On the exterior of the “skin” of the structure are 36 orange disks also known as polyps. Underneath each polyp/disk are eight custom LED fixtures, each containing 60W RGBW LEDs. These were designed by Tommy Voeten of 1212-Studio, Inc. in New York City and were manufactured in Belgium in just four weeks. They are called U2BE, which is pronounced you-tube. They provide another lighting effect that adds a glow to the fabric skin of the structure

No man is an island, and Williams has an incredible team working with him. Side by side with Williams is associate lighting designer Alex Murphy and lighting director Ethan Weber. Murphy has been Williams’ associate for his theatre design work, and Weber is a lighting designer/director for concert touring who had previously worked with Williams on the Rolling Stones Licks World Tour.
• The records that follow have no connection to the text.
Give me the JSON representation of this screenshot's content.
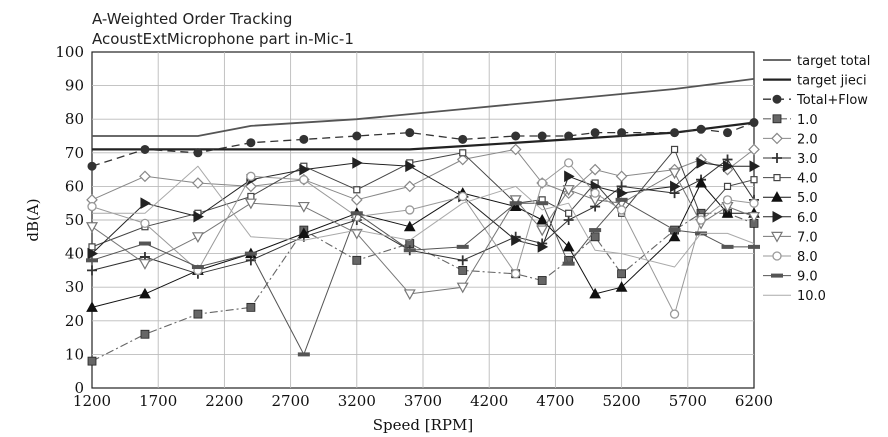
{
  "chart_data": {
    "type": "line",
    "title": "A-Weighted Order Tracking",
    "subtitle": "AcoustExtMicrophone part in-Mic-1",
    "xlabel": "Speed [RPM]",
    "ylabel": "dB(A)",
    "xlim": [
      1200,
      6200
    ],
    "ylim": [
      0,
      100
    ],
    "grid": true,
    "legend_position": "right",
    "x_ticks": [
      "1200",
      "1700",
      "2200",
      "2700",
      "3200",
      "3700",
      "4200",
      "4700",
      "5200",
      "5700",
      "6200"
    ],
    "y_ticks": [
      "0",
      "10",
      "20",
      "30",
      "40",
      "50",
      "60",
      "70",
      "80",
      "90",
      "100"
    ],
    "series": [
      {
        "name": "target total",
        "color": "#555555",
        "style": "solid",
        "width": 1.8,
        "marker": "none",
        "x": [
          1200,
          2000,
          2400,
          3200,
          4000,
          4800,
          5600,
          6200
        ],
        "y": [
          75,
          75,
          78,
          80,
          83,
          86,
          89,
          92
        ]
      },
      {
        "name": "target jieci",
        "color": "#222222",
        "style": "solid",
        "width": 2.2,
        "marker": "none",
        "x": [
          1200,
          3600,
          4000,
          4800,
          5600,
          6200
        ],
        "y": [
          71,
          71,
          72,
          74,
          76,
          79
        ]
      },
      {
        "name": "Total+Flow",
        "color": "#333333",
        "style": "dashed",
        "width": 1.3,
        "marker": "circle",
        "x": [
          1200,
          1600,
          2000,
          2400,
          2800,
          3200,
          3600,
          4000,
          4400,
          4600,
          4800,
          5000,
          5200,
          5600,
          5800,
          6000,
          6200
        ],
        "y": [
          66,
          71,
          70,
          73,
          74,
          75,
          76,
          74,
          75,
          75,
          75,
          76,
          76,
          76,
          77,
          76,
          79
        ]
      },
      {
        "name": "1.0",
        "color": "#666666",
        "style": "dashdot",
        "width": 1.1,
        "marker": "filled-square",
        "x": [
          1200,
          1600,
          2000,
          2400,
          2800,
          3200,
          3600,
          4000,
          4400,
          4600,
          4800,
          5000,
          5200,
          5600,
          5800,
          6000,
          6200
        ],
        "y": [
          8,
          16,
          22,
          24,
          47,
          38,
          43,
          35,
          34,
          32,
          38,
          45,
          34,
          47,
          52,
          52,
          49
        ]
      },
      {
        "name": "2.0",
        "color": "#888888",
        "style": "solid",
        "width": 1.0,
        "marker": "diamond",
        "x": [
          1200,
          1600,
          2000,
          2400,
          2800,
          3200,
          3600,
          4000,
          4400,
          4600,
          4800,
          5000,
          5200,
          5600,
          5800,
          6000,
          6200
        ],
        "y": [
          56,
          63,
          61,
          60,
          62,
          56,
          60,
          68,
          71,
          61,
          58,
          65,
          63,
          65,
          68,
          65,
          71
        ]
      },
      {
        "name": "3.0",
        "color": "#333333",
        "style": "solid",
        "width": 1.0,
        "marker": "plus",
        "x": [
          1200,
          1600,
          2000,
          2400,
          2800,
          3200,
          3600,
          4000,
          4400,
          4600,
          4800,
          5000,
          5200,
          5600,
          5800,
          6000,
          6200
        ],
        "y": [
          35,
          39,
          34,
          38,
          45,
          50,
          41,
          38,
          45,
          43,
          50,
          54,
          60,
          58,
          62,
          68,
          56
        ]
      },
      {
        "name": "4.0",
        "color": "#444444",
        "style": "solid",
        "width": 1.0,
        "marker": "small-square",
        "x": [
          1200,
          1600,
          2000,
          2400,
          2800,
          3200,
          3600,
          4000,
          4400,
          4600,
          4800,
          5000,
          5200,
          5600,
          5800,
          6000,
          6200
        ],
        "y": [
          42,
          48,
          52,
          57,
          66,
          59,
          67,
          70,
          55,
          56,
          52,
          61,
          52,
          71,
          51,
          60,
          62
        ]
      },
      {
        "name": "5.0",
        "color": "#111111",
        "style": "solid",
        "width": 1.0,
        "marker": "triangle-up",
        "x": [
          1200,
          1600,
          2000,
          2400,
          2800,
          3200,
          3600,
          4000,
          4400,
          4600,
          4800,
          5000,
          5200,
          5600,
          5800,
          6000,
          6200
        ],
        "y": [
          24,
          28,
          35,
          40,
          46,
          52,
          48,
          58,
          54,
          50,
          42,
          28,
          30,
          45,
          61,
          52,
          52
        ]
      },
      {
        "name": "6.0",
        "color": "#222222",
        "style": "solid",
        "width": 1.0,
        "marker": "triangle-right",
        "x": [
          1200,
          1600,
          2000,
          2400,
          2800,
          3200,
          3600,
          4000,
          4400,
          4600,
          4800,
          5000,
          5200,
          5600,
          5800,
          6000,
          6200
        ],
        "y": [
          40,
          55,
          51,
          62,
          65,
          67,
          66,
          57,
          44,
          42,
          63,
          60,
          58,
          60,
          67,
          66,
          66
        ]
      },
      {
        "name": "7.0",
        "color": "#777777",
        "style": "solid",
        "width": 1.0,
        "marker": "triangle-down",
        "x": [
          1200,
          1600,
          2000,
          2400,
          2800,
          3200,
          3600,
          4000,
          4400,
          4600,
          4800,
          5000,
          5200,
          5600,
          5800,
          6000,
          6200
        ],
        "y": [
          48,
          37,
          45,
          55,
          54,
          46,
          28,
          30,
          56,
          47,
          59,
          56,
          55,
          64,
          49,
          54,
          51
        ]
      },
      {
        "name": "8.0",
        "color": "#999999",
        "style": "solid",
        "width": 1.0,
        "marker": "open-circle",
        "x": [
          1200,
          1600,
          2000,
          2400,
          2800,
          3200,
          3600,
          4000,
          4400,
          4600,
          4800,
          5000,
          5200,
          5600,
          5800,
          6000,
          6200
        ],
        "y": [
          54,
          49,
          35,
          63,
          62,
          51,
          53,
          57,
          34,
          61,
          67,
          58,
          53,
          22,
          50,
          56,
          55
        ]
      },
      {
        "name": "9.0",
        "color": "#555555",
        "style": "solid",
        "width": 1.0,
        "marker": "dash",
        "x": [
          1200,
          1600,
          2000,
          2400,
          2800,
          3200,
          3600,
          4000,
          4400,
          4600,
          4800,
          5000,
          5200,
          5600,
          5800,
          6000,
          6200
        ],
        "y": [
          38,
          43,
          36,
          40,
          10,
          52,
          41,
          42,
          55,
          55,
          37,
          47,
          56,
          47,
          46,
          42,
          42
        ]
      },
      {
        "name": "10.0",
        "color": "#aaaaaa",
        "style": "solid",
        "width": 1.0,
        "marker": "none",
        "x": [
          1200,
          1600,
          2000,
          2400,
          2800,
          3200,
          3600,
          4000,
          4400,
          4600,
          4800,
          5000,
          5200,
          5600,
          5800,
          6000,
          6200
        ],
        "y": [
          52,
          52,
          66,
          45,
          44,
          47,
          44,
          55,
          60,
          53,
          55,
          41,
          40,
          36,
          46,
          46,
          43
        ]
      }
    ]
  }
}
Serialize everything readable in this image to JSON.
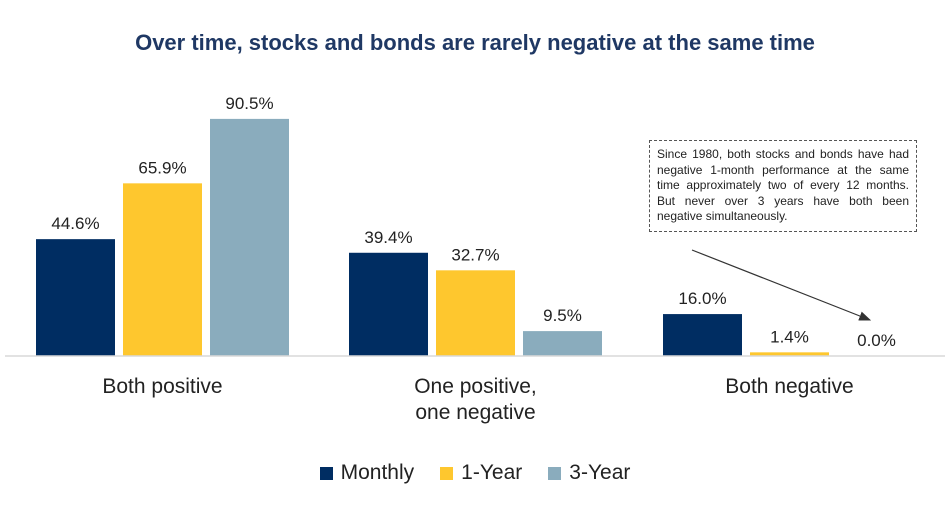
{
  "chart_data": {
    "type": "bar",
    "title": "Over time, stocks and bonds are rarely negative at the same time",
    "categories": [
      "Both positive",
      "One positive,\none negative",
      "Both negative"
    ],
    "series": [
      {
        "name": "Monthly",
        "values": [
          44.6,
          39.4,
          16.0
        ],
        "labels": [
          "44.6%",
          "39.4%",
          "16.0%"
        ],
        "color": "#002d62"
      },
      {
        "name": "1-Year",
        "values": [
          65.9,
          32.7,
          1.4
        ],
        "labels": [
          "65.9%",
          "32.7%",
          "1.4%"
        ],
        "color": "#fec72e"
      },
      {
        "name": "3-Year",
        "values": [
          90.5,
          9.5,
          0.0
        ],
        "labels": [
          "90.5%",
          "9.5%",
          "0.0%"
        ],
        "color": "#8aacbd"
      }
    ],
    "ylim": [
      0,
      100
    ],
    "grid": false,
    "legend_position": "bottom",
    "annotation": "Since 1980, both stocks and bonds have had negative 1-month performance at the same time approximately two of every 12 months. But never over 3 years have both been negative simultaneously."
  }
}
Weber handles a MA Lighting grandMA console with all of the automated lights; Murphy’s grandMA controls the PRG Mbox Extreme media server for the LEDs in the stage floor and the LEDs in the set. Murphy also calls all the followspot cues, and remember, this is a 360° show.

For the load in and set up in Barcelona, the lighting production crew chief was Rod Clay, who will stay with the tour through the Paris dates. The crew chief for the balance of the tour is Nick Barton. There are 14 members of the lighting crew for this tour. Currently it is taking 14 hours to load in lighting, although they feel that they can get it down to 12 hours.

The power and data networking are all handled by the PRG Series 400 Power and Data Distribution System. The system was designed by assistant crew chief Craig Hancock along with PRG’s Chris Conti. Hancock, who has worked on U2 tours since the 2001 Elevation tour, spent time with Jeremy Lloyd and Nick Evans of Stufish integrating the lighting system into the structural system. There are power, data and dimmer positions at the bottom of each leg of the structure as well as up in the roof of the structure. The SHoW DMX wireless DMX system from City Theatrical is used to get DMX out to the seven lighting platforms that ring the stadium. The wireless DMX transmitters are in the roof of the structure with directional antennas to stay out of the way of the wireless signals from audio, video, scenic, etc.

There are lots of clever solutions to this wonderfully deceptive design that is just one element of this cohesive visual environment that is the U2 360° tour experience.